Executives at PricewaterhouseCoopers believe there's still a compelling opportunity to provide services to telecommunications service providers, despite a tight market. But they are advocating improving operations rather than costly upgrades.
The firm's consulting arm announced this week the Telecom Cost Minimizer practice, which focuses on doing more with less, said PwC partner Paul Gaynor.
"We take a [telco's] embedded assets, its network, people and systems and make them work better," he said. "It could be optimizing a network, putting more capacity over pieces of fiber or making sure every bill comes in the door."

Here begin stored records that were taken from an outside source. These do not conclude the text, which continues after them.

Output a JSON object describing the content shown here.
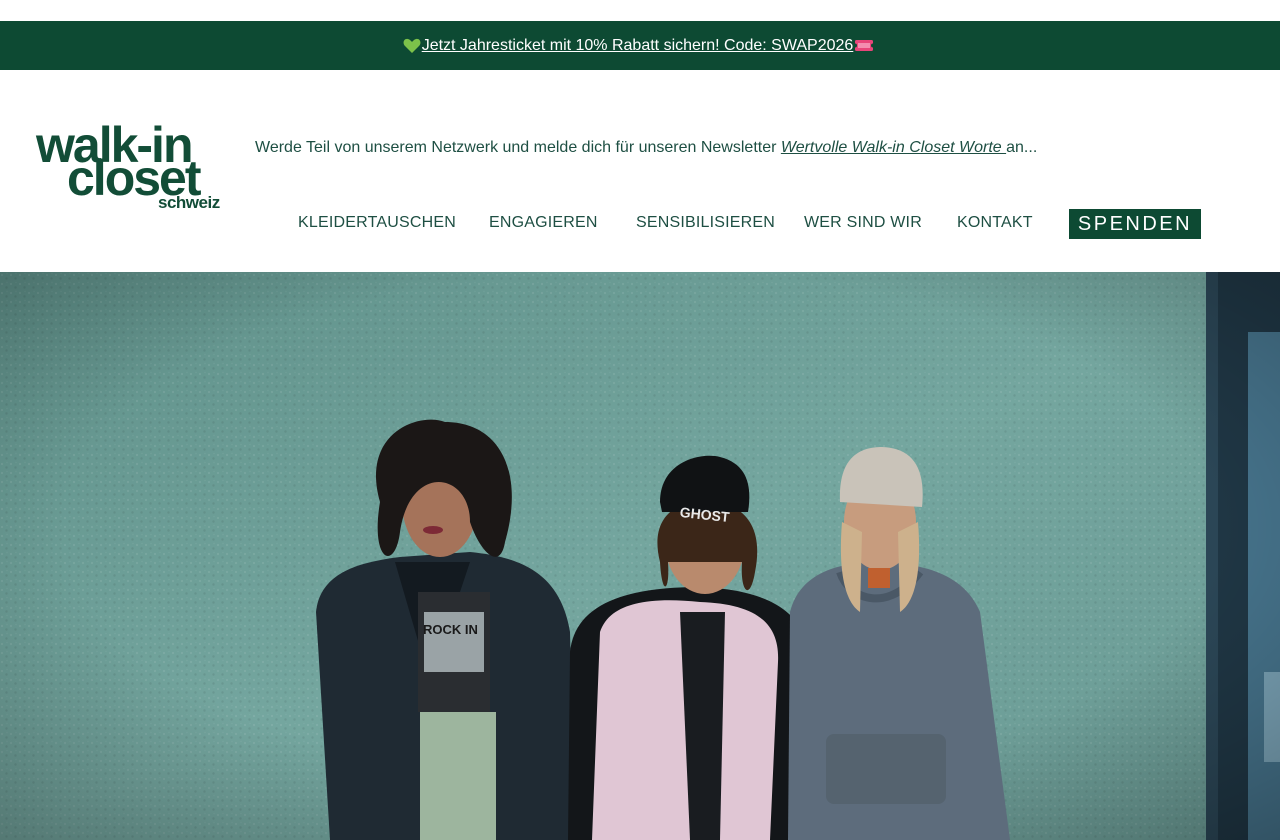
{
  "promo": {
    "text": "Jetzt Jahresticket mit 10% Rabatt sichern! Code: SWAP2026",
    "icons": [
      "green-heart-icon",
      "ticket-icon"
    ],
    "background": "#0d4a33"
  },
  "header": {
    "logo": {
      "line1": "walk-in",
      "line2": "closet",
      "line3": "schweiz",
      "color": "#124d37"
    },
    "newsletter": {
      "prefix": "Werde Teil von unserem Netzwerk und melde dich für unseren Newsletter ",
      "link": "Wertvolle Walk-in Closet Worte ",
      "suffix": "an..."
    },
    "nav": [
      {
        "label": "KLEIDERTAUSCHEN"
      },
      {
        "label": "ENGAGIEREN"
      },
      {
        "label": "SENSIBILISIEREN"
      },
      {
        "label": "WER SIND WIR"
      },
      {
        "label": "KONTAKT"
      }
    ],
    "donate_label": "SPENDEN"
  },
  "hero": {
    "image": "three-people-in-front-of-teal-wall-photo",
    "beanie_text": "GHOST",
    "shirt_text": "ROCK IN"
  },
  "colors": {
    "brand_green": "#0d4a33",
    "text_green": "#1e4f43",
    "wall_teal": "#6d9e98"
  }
}
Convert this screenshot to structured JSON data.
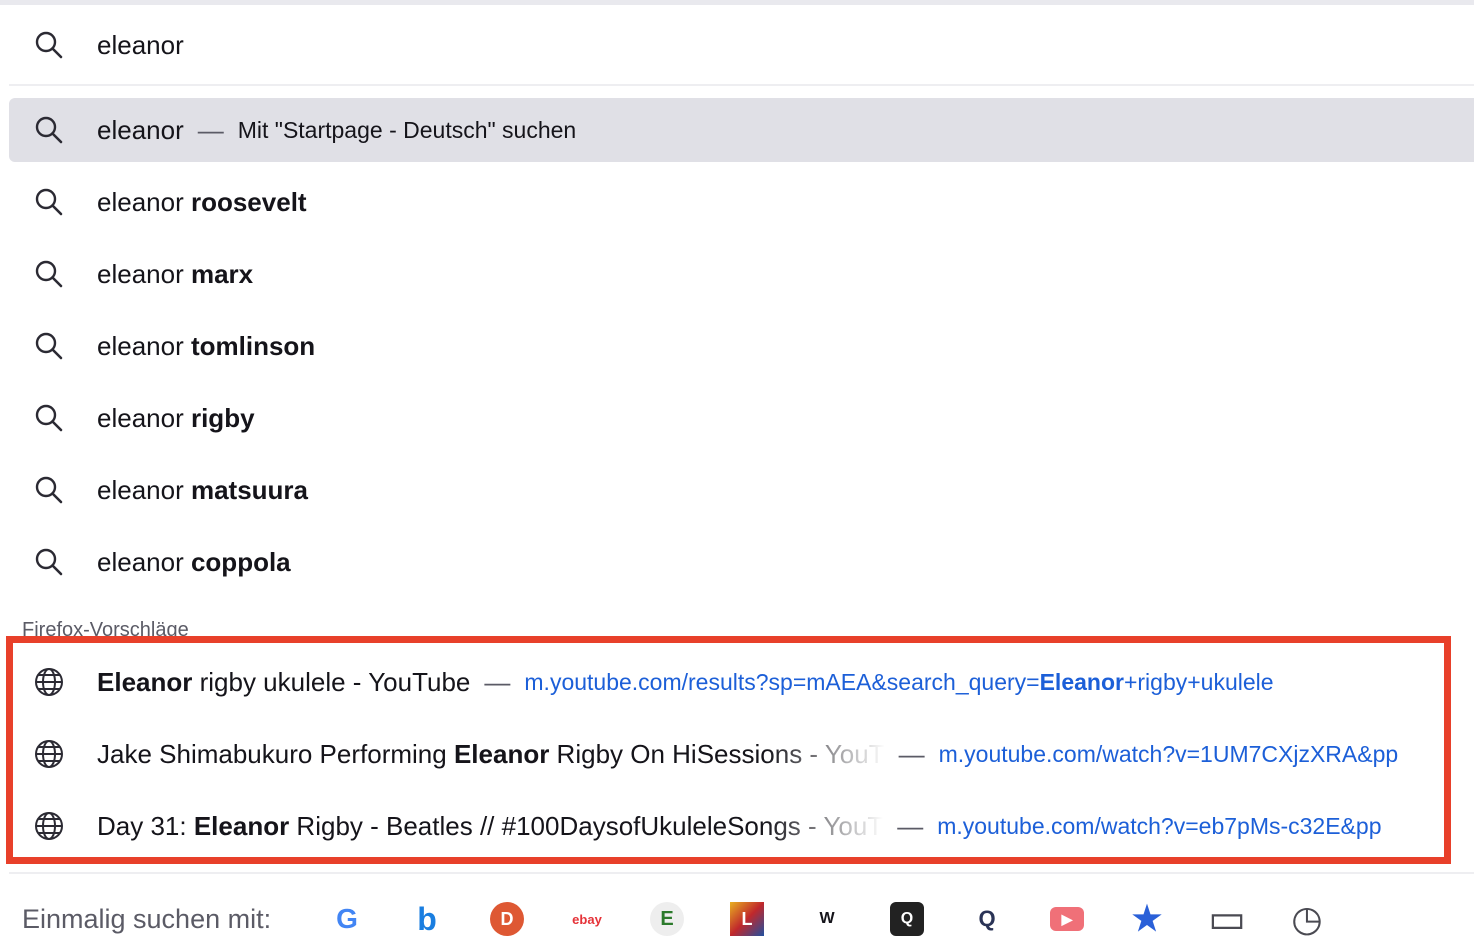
{
  "search": {
    "value": "eleanor"
  },
  "primary": {
    "query": "eleanor",
    "sep": "—",
    "action": "Mit \"Startpage - Deutsch\" suchen"
  },
  "suggestions": [
    {
      "prefix": "eleanor ",
      "bold": "roosevelt"
    },
    {
      "prefix": "eleanor ",
      "bold": "marx"
    },
    {
      "prefix": "eleanor ",
      "bold": "tomlinson"
    },
    {
      "prefix": "eleanor ",
      "bold": "rigby"
    },
    {
      "prefix": "eleanor ",
      "bold": "matsuura"
    },
    {
      "prefix": "eleanor ",
      "bold": "coppola"
    }
  ],
  "firefox_heading": "Firefox-Vorschläge",
  "results": [
    {
      "pre": "",
      "bold": "Eleanor",
      "post": " rigby ukulele - YouTube",
      "sep": "—",
      "url_pre": "m.youtube.com/results?sp=mAEA&search_query=",
      "url_bold": "Eleanor",
      "url_post": "+rigby+ukulele"
    },
    {
      "pre": "Jake Shimabukuro Performing ",
      "bold": "Eleanor",
      "post": " Rigby On HiSessions - YouT",
      "sep": "—",
      "url_pre": "m.youtube.com/watch?v=1UM7CXjzXRA&pp",
      "url_bold": "",
      "url_post": ""
    },
    {
      "pre": "Day 31: ",
      "bold": "Eleanor",
      "post": " Rigby - Beatles // #100DaysofUkuleleSongs - YouT",
      "sep": "—",
      "url_pre": "m.youtube.com/watch?v=eb7pMs-c32E&pp",
      "url_bold": "",
      "url_post": ""
    }
  ],
  "footer": {
    "label": "Einmalig suchen mit:",
    "engines": [
      {
        "name": "google",
        "glyph": "G"
      },
      {
        "name": "bing",
        "glyph": "b"
      },
      {
        "name": "duckduckgo",
        "glyph": "D"
      },
      {
        "name": "ebay",
        "glyph": "ebay"
      },
      {
        "name": "ecosia",
        "glyph": "E"
      },
      {
        "name": "leo",
        "glyph": "L"
      },
      {
        "name": "wikipedia",
        "glyph": "W"
      },
      {
        "name": "qwant",
        "glyph": "Q"
      },
      {
        "name": "startpage",
        "glyph": "Q"
      },
      {
        "name": "youtube-add",
        "glyph": "▶"
      },
      {
        "name": "bookmarks",
        "glyph": "★"
      },
      {
        "name": "tabs",
        "glyph": "▭"
      },
      {
        "name": "history",
        "glyph": "◷"
      }
    ]
  },
  "colors": {
    "accent": "#1c5fd8",
    "highlight": "#e8402a",
    "selected_bg": "#e0e0e6"
  }
}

Gaynor said many telcos that are still operating with legacy systems are missing billing opportunities that are costing them millions of dollars. Others are using lines in the most effective manner. By dedicating employees to monitor these areas, telcos can achieve cost savings without have to implement costly system upgrades, he said.
For example, in previous PwC engagements, Gaynor said telcos were found to have provisioned lines without charging the customer. Or, conversely, cancelled lines were never terminated, so in effect, the customer was getting free bandwidth.

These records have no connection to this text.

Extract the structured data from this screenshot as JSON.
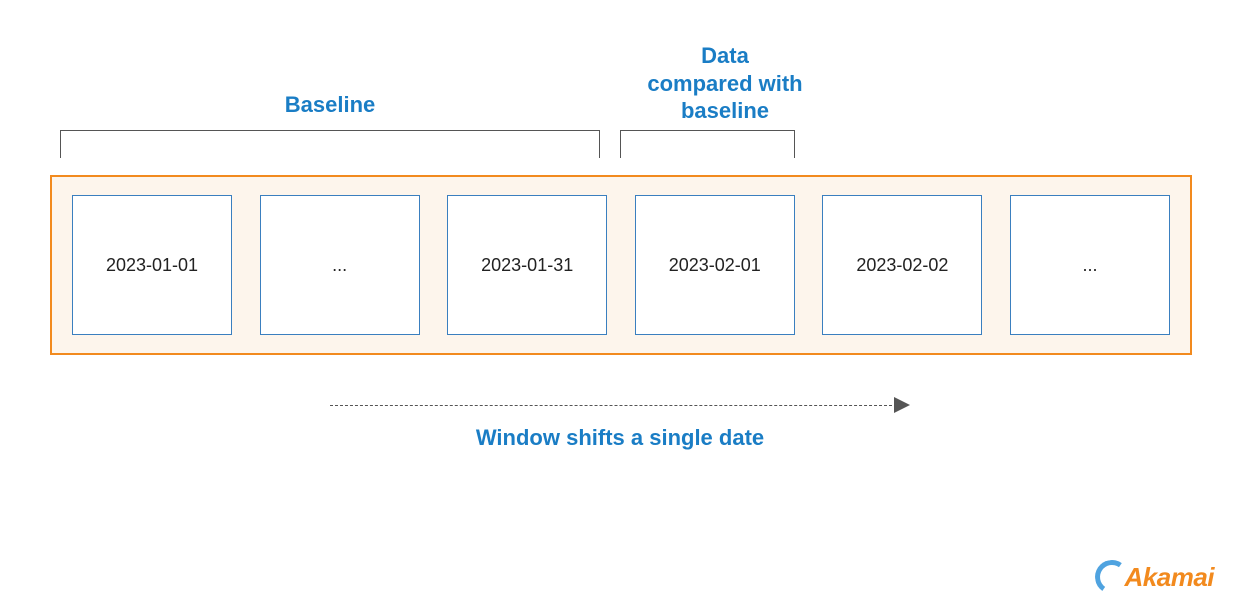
{
  "labels": {
    "baseline": "Baseline",
    "compare": "Data\ncompared with\nbaseline",
    "shift": "Window shifts a single date"
  },
  "cells": [
    "2023-01-01",
    "...",
    "2023-01-31",
    "2023-02-01",
    "2023-02-02",
    "..."
  ],
  "brand": "Akamai"
}
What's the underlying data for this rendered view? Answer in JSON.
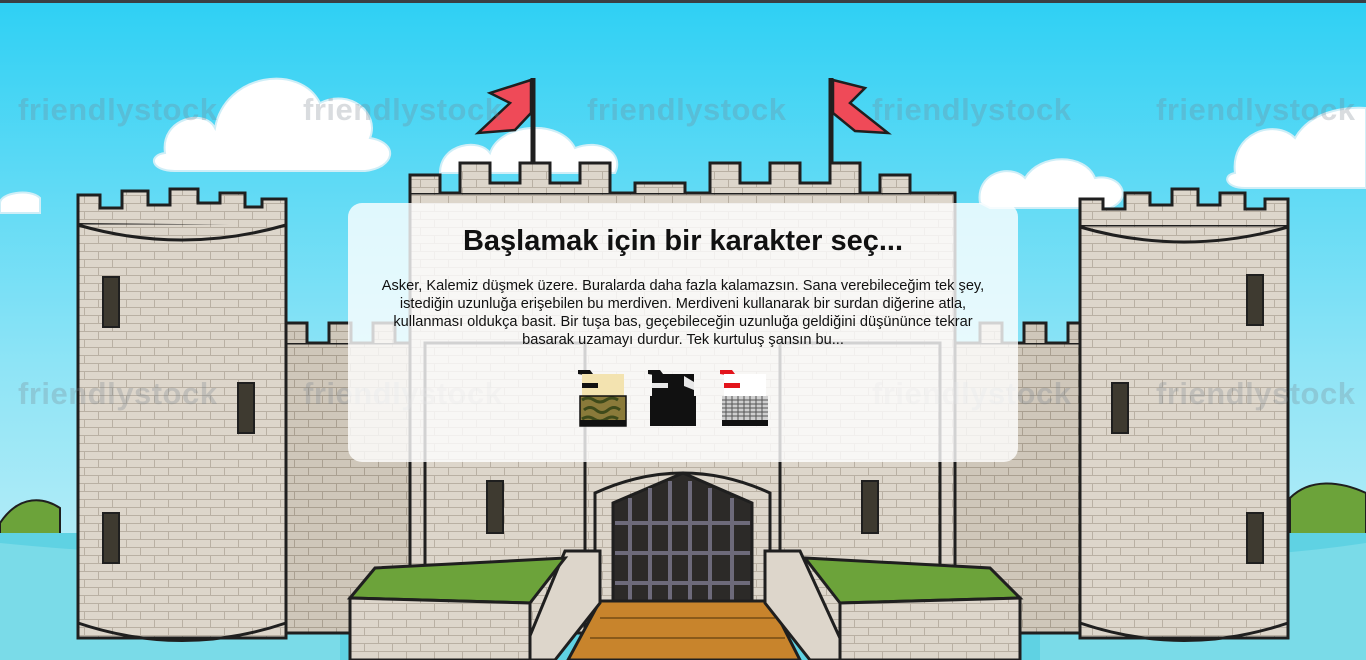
{
  "title": "Başlamak için bir karakter seç...",
  "intro": "Asker, Kalemiz düşmek üzere. Buralarda daha fazla kalamazsın. Sana verebileceğim tek şey, istediğin uzunluğa erişebilen bu merdiven. Merdiveni kullanarak bir surdan diğerine atla, kullanması oldukça basit. Bir tuşa bas, geçebileceğin uzunluğa geldiğini düşününce tekrar basarak uzamayı durdur. Tek kurtuluş şansın bu...",
  "watermark": "friendlystock",
  "characters": [
    {
      "id": "camo",
      "icon": "camo-soldier-icon",
      "colors": {
        "head": "#f3e3b0",
        "band": "#111111",
        "body": "#8a7a3a"
      }
    },
    {
      "id": "ninja",
      "icon": "black-ninja-icon",
      "colors": {
        "head": "#111111",
        "band": "#111111",
        "body": "#111111"
      }
    },
    {
      "id": "white",
      "icon": "white-runner-icon",
      "colors": {
        "head": "#ffffff",
        "band": "#e3141b",
        "body": "#cfcfcf"
      }
    }
  ],
  "colors": {
    "sky": "#3fd3f5",
    "stone": "#ddd6cb",
    "grass": "#6ca33a",
    "water": "#5fd2e3",
    "flag": "#ef4a58",
    "bridge": "#c8842c"
  }
}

Gaynor said PwC has found a total of $1 billion in unbilled revenue over about 80 worldwide engagements in two years.
"You don't have to go out and make more money to improve the bottom line," he said. "You need to operate more effectively."
PwC is bringing a number of unique tools to its customers, Gaynor said. Among them is a routing tool that analyzes traffic and determines the most optimal path from one point to another at the lower possible cost. In addition, he said PwC brings tools that can help telcos aggregate several customers' T1 lines into larger DS-3s to save money.